Justice for my Sister

Members of Guatemala’s National Civilian Police during screening.

Producer Kimberly Bautista and the main character of the documentary, Rebeca.

Producer Kimberly Bautista and members of the National Civilian Police during screening at Del Valle University.

Despite social and legal efforts to prevent and punish violence against women, gender-based violence remains unfortunately common. According to a recent report by the Guatemalan Judiciary, violence “affects the entire female population” of Guatemala. In recent years there has been more than one femicide (murder of a woman) per day in Honduras, Guatemala, and El Salvador, which make up the Northern Tier region.

The governments of Guatemala, El Salvador, and Honduras have all taken significant steps in recent years to strengthen the response to this violent epidemic, creating laws specifically on femicide and other forms of gendered violence. Massive underreporting of crimes alongside a conviction rate below two percent suggests that Gender-Based Violence remains a severe issue in the region. 

Although the strengthening of local institutions and laws is an important step, addressing public perception of violence against women and ensuring access to justice to women victims of violence are critical to ending this circle of fear.

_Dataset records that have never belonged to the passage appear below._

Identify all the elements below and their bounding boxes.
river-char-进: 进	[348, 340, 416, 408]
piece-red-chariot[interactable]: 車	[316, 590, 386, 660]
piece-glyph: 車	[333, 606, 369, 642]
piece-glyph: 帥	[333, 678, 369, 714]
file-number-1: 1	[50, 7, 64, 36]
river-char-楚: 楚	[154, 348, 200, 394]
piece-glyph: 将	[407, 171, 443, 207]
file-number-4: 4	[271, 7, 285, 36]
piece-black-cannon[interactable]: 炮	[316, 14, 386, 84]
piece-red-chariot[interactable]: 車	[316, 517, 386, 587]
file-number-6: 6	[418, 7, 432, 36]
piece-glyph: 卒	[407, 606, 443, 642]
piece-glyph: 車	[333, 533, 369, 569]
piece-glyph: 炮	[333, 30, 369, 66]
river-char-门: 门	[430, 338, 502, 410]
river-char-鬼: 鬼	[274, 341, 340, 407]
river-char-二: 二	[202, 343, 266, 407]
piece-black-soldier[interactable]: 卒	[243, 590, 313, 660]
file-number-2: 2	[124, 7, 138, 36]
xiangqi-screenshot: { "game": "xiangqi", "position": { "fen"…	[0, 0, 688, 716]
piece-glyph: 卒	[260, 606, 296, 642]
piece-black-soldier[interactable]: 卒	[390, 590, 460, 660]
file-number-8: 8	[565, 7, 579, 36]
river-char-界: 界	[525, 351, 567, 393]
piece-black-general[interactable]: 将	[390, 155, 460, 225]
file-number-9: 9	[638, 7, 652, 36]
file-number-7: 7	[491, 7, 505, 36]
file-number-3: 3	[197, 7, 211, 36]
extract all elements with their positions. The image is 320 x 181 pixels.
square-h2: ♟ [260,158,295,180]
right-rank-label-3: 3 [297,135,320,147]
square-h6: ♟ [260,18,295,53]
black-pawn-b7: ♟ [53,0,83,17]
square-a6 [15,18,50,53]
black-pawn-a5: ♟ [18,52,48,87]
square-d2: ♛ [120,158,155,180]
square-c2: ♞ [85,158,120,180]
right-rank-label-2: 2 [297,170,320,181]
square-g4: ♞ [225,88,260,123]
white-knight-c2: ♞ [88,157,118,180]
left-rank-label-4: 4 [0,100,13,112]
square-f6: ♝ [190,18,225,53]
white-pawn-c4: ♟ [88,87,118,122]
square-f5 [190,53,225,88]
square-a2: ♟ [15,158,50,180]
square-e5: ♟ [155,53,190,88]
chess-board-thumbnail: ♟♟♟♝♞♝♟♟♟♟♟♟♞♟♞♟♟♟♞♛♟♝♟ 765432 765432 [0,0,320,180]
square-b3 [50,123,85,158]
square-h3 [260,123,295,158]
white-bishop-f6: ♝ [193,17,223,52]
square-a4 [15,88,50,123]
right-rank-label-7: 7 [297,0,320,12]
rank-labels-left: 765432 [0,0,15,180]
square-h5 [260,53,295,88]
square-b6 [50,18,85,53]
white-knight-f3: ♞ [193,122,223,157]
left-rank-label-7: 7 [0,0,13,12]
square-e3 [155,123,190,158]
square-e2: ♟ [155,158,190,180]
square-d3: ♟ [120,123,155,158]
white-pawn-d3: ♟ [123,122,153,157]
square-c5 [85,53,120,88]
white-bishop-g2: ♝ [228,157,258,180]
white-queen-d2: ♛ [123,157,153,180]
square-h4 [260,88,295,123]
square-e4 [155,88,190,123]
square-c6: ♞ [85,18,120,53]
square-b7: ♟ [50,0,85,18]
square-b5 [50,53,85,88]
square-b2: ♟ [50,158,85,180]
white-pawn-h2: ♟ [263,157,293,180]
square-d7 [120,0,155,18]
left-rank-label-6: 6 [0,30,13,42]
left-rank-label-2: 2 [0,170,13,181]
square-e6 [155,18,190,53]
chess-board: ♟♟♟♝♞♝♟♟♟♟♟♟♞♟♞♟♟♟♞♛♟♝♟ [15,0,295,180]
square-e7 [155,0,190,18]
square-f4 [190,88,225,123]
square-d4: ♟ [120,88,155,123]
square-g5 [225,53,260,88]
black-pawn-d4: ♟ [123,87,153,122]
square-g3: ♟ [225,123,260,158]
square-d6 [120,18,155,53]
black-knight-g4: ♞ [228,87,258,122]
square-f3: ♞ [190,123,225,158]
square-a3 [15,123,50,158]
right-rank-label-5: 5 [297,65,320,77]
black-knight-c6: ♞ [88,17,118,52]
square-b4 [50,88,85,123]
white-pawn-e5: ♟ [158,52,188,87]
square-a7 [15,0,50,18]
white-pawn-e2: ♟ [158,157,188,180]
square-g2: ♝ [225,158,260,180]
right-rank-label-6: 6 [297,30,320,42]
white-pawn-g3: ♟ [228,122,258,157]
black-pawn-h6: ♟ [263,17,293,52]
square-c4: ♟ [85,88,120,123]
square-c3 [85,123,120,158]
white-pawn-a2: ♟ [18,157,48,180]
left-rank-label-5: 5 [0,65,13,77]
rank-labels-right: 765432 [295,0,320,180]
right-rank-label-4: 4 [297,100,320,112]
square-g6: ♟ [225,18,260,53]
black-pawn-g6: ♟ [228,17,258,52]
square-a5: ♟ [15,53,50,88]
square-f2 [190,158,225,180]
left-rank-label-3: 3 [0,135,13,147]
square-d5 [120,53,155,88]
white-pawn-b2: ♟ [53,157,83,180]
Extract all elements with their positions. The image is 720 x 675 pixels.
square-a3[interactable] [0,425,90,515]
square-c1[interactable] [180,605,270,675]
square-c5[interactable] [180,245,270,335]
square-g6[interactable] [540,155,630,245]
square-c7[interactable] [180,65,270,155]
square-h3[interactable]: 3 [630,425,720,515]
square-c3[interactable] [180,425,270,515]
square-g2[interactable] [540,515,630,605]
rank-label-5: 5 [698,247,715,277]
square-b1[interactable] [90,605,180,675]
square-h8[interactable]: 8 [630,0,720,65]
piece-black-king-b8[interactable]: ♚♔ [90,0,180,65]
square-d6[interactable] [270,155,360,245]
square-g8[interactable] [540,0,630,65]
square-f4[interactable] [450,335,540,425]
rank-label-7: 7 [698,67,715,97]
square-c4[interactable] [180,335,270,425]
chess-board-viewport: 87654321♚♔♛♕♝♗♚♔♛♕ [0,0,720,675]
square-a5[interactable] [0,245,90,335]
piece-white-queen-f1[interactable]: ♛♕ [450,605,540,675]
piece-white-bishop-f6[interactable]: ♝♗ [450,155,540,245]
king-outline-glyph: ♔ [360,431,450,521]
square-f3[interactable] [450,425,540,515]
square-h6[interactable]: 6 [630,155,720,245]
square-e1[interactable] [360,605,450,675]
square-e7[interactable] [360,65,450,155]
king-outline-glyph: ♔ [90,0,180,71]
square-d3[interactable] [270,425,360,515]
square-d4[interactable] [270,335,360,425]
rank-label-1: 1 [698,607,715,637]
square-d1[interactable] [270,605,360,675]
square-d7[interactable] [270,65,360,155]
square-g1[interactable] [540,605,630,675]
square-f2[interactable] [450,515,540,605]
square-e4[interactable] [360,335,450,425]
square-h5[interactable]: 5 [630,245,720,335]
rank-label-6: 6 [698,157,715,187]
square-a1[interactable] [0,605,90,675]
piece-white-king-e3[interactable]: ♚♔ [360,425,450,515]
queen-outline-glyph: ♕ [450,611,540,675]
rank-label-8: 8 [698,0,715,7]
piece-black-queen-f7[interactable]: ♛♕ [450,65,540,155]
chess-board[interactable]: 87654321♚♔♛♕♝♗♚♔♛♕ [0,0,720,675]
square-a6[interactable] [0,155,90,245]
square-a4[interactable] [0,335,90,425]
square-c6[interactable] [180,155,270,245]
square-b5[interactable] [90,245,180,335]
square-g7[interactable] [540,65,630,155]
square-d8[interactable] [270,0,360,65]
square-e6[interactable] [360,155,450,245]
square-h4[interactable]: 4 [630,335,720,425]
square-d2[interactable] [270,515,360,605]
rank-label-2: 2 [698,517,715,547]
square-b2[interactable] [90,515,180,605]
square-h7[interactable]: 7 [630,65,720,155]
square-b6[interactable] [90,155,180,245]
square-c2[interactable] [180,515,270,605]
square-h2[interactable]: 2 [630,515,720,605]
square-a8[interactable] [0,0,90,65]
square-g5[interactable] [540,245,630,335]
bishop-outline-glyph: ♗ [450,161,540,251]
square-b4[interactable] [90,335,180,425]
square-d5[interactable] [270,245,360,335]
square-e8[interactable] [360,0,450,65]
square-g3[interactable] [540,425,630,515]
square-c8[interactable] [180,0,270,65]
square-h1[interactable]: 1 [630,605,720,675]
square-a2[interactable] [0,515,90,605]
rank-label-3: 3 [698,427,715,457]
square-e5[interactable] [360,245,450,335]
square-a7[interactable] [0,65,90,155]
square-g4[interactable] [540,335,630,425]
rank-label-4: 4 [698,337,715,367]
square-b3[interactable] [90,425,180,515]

Canadian Commitment and Support

The film “Justice for my Sister” is an evocative and powerful tool for the promotion of gender equity and the curbing of gender-based violence. The Embassies of Canada in the region are happy to partner with and support filmmakers and activists doing excellent work in this area. Canada partnered with filmmaker and activist Kimberly Bautista and hosted her at three screenings across the Northern Tier region. Her 2012 documentary “Justice for my Sister” was filmed in Guatemala and is the powerful story of a woman’s fight to force the Guatemalan justice system to prosecute a suspect in her sister’s brutal murder. The film is part of a campaign spearheaded by Ms. Bautista to combat violence against women in cooperation with partner organizations throughout Central and South America.  

Across the Northern Tier, ‘Justice for my Sister’ was screened to large public audiences. Members of national governments, the judiciary, police and the staff of various international agencies joined the screenings and the discussions that followed. The film is especially moving and served to stir good questions and discussion from the groups.

At each of the stops on Ms. Bautista’s tour, our Embassies sponsored her partnership with local filmmakers and journalists. In Guatemala, the crew filmed a mini-documentary about a 14 year-old victim of sexual assault. In El Salvador filmmakers interviewed several female victims of various ages. These documentaries were part of a social media campaign to put an end to violence against women, which was supported by our Embassies accredited in Guatemala, El Salvador and Honduras.

Changing the Narrative

Canada remains committed to strengthening protections and access to justice for vulnerable populations. We are helping combat impunity for high levels of violence, and advocating for the rights of girls and women around the world.